Running Steel, Running America by Judith Stein

Running Steel, Running America by Judith Stein

Author:Judith Stein
Language: eng
Format: azw3
Publisher: The University of North Carolina Press
Published: 2000-11-09T05:00:00+00:00


A bin of auto scrap for use in this minimill’s electric furnace, seen in background. There are over 300 classifications of scrap, the main ingredient for the furnace, and each must be segregated in different bins. The end product determines what kind of scrap is fed into the furnace. (Courtesy of Hagley Museum and Library)

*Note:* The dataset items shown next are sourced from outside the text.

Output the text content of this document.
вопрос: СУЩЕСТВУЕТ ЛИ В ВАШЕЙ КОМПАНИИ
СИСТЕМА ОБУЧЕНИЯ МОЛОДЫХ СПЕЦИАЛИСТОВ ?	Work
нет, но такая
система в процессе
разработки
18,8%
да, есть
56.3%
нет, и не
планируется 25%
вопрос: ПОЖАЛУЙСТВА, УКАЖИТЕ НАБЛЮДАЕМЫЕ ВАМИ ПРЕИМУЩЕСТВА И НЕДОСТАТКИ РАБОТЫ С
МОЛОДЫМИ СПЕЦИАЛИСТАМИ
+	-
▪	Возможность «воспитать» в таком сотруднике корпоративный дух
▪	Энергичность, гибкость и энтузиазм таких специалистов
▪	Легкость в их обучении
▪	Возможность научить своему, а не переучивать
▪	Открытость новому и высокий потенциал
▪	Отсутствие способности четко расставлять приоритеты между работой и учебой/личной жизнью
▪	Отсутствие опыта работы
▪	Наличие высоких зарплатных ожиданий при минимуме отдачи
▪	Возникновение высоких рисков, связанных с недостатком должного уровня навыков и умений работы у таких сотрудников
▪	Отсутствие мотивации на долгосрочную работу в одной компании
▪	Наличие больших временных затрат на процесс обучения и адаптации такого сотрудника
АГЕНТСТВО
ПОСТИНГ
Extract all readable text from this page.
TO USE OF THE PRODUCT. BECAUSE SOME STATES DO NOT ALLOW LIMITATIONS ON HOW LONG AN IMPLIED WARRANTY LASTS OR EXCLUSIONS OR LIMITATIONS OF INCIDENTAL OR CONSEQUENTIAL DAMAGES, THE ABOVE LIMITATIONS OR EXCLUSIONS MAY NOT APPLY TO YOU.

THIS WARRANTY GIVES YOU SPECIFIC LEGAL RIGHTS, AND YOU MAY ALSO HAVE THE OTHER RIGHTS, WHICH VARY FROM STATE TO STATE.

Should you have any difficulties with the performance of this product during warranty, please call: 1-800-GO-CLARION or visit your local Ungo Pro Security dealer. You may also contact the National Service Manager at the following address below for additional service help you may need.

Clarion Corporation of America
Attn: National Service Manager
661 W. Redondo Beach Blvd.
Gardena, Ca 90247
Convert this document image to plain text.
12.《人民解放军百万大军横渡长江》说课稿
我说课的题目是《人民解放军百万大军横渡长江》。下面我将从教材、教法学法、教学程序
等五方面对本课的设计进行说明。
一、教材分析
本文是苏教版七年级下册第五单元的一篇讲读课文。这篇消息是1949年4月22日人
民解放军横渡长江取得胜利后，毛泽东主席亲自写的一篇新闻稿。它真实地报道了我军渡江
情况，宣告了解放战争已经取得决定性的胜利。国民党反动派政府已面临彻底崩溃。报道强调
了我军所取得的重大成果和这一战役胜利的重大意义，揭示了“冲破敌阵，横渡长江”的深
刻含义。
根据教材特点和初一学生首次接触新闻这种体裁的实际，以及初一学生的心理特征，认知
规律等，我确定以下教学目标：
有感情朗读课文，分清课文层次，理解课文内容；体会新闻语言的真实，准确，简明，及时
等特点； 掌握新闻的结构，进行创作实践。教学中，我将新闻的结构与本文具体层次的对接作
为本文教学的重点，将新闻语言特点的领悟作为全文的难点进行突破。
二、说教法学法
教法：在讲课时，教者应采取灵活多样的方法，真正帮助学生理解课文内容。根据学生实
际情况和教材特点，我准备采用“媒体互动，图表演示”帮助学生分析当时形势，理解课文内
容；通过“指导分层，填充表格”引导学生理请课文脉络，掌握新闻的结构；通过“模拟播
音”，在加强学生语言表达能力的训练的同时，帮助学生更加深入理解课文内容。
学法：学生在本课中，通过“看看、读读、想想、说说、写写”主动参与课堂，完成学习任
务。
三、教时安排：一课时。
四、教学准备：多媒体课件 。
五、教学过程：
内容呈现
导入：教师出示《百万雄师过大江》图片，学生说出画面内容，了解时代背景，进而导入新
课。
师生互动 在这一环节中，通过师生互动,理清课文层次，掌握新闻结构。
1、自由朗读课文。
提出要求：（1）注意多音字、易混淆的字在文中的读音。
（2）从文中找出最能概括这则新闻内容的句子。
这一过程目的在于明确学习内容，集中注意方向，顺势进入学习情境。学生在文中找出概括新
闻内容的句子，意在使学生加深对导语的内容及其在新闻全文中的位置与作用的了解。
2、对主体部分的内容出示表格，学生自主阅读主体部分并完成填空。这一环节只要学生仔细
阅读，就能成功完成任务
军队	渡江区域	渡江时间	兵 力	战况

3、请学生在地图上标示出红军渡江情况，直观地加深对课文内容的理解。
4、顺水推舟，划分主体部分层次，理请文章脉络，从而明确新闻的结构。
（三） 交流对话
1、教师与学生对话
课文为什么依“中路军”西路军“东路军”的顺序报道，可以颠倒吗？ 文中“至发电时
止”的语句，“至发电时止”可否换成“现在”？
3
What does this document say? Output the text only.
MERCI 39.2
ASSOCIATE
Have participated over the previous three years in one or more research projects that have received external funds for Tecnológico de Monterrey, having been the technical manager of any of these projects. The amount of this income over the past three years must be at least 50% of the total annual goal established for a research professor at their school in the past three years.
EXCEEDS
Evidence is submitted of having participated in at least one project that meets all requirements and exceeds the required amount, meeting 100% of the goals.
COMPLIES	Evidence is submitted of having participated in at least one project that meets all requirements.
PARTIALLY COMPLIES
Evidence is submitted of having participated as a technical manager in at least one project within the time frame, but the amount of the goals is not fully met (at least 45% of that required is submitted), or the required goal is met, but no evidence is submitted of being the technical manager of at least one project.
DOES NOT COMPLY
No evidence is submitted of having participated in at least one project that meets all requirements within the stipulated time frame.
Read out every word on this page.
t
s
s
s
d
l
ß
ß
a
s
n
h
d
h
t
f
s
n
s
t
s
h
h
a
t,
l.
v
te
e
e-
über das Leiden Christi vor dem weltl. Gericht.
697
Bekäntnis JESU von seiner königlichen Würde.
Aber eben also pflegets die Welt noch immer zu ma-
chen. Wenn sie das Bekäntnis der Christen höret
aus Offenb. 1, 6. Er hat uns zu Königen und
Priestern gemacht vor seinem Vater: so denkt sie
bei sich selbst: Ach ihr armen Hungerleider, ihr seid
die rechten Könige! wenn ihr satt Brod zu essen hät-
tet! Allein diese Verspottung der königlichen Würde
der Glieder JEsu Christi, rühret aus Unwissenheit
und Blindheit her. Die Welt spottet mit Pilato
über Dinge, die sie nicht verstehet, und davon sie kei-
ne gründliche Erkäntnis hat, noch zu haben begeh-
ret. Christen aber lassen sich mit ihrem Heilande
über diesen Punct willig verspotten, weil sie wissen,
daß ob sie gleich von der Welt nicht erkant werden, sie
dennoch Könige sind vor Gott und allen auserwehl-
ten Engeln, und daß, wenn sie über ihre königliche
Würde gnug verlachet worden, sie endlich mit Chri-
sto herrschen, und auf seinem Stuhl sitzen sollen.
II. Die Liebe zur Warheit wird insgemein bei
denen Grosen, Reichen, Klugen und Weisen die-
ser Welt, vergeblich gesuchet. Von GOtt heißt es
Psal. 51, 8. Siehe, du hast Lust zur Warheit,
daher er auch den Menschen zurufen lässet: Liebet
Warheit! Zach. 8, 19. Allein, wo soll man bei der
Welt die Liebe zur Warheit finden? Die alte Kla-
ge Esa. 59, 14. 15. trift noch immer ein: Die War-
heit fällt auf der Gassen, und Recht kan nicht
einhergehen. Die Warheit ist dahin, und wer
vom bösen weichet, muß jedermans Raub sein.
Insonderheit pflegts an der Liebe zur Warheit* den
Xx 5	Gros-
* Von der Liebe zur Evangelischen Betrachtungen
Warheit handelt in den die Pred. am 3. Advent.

With the exception of Bethlehem’s Burns Harbor plant, none of the BOF investments were part of new, completely modernized plants. Companies upgraded existing plants, which meant that layouts were not optimal. The Europeans also possessed much open hearth capacity, but European companies received large amounts of government capital for building new plants. Stinson noted that foreign steelmakers “don’t seem to be concerned about borrowing. They can go to their governments.”82 Because much of Japan’s prewar industry had been destroyed by the war, its companies did not have so much capacity to replace. MlTI’s provision of capital and infrastructure and its allocation of production quotas enabled Japanese companies to build greenfield mills. Still, it was not until 1972 that Japan matched U.S. productivity.83

American capital and construction costs were high. The Kennedy-Johnson tax reductions enabled the industry to increase capital expenditures from $1 billion a year in the early 1960s to $2.3 billion in 1968, 25 percent more than during the 1950s. But the cost of adding one ton of integrated steel capacity was $85 in Japan, $399 in the United States. The untargeted investment credit and tax reduction had rapidly accelerated investment in the United States, at a rate double and triple the growth of the GNP. The unusual demand for capital goods bid up the prices. In steel, the increase was burdensome because capacity remained constant and the industry did not capture all of the increased consumption because of imports. Thus, the industry faced increased capital costs per unit.84

Other critics of the industry, conceding that American efficiency in the 1960s still was the highest in the world, indict its pricing policies. But foreign steel, despite higher costs, often sold more cheaply than domestic steel in the United States. The sale of foreign steel in the United States was well below costs of production. Obviously, if a firm does not meet fixed costs, it will not be able to stay in business, but foreign firms maintained a two-price system, one for their closed domestic market and another for sales abroad. In 1967 and 1968, Japanese producers sold a ton of sheet steel for $116 dollars at home; in the United States the same ton cost $96 in 1967 and $86 in 1968, despite the additional costs of moving steel across the ocean. Sometimes the purpose was to increase market share; at other times, marginal cost prices aimed to maintain employment at home, fund fixed debts, or achieve other domestic purposes. Fulfilling all of these goals, however, required an open U.S. market. The critics of U.S. companies did not recognize that U.S. steelmakers could not compete with below-cost prices of foreign steel, much less accumulate capital for modernization under these conditions.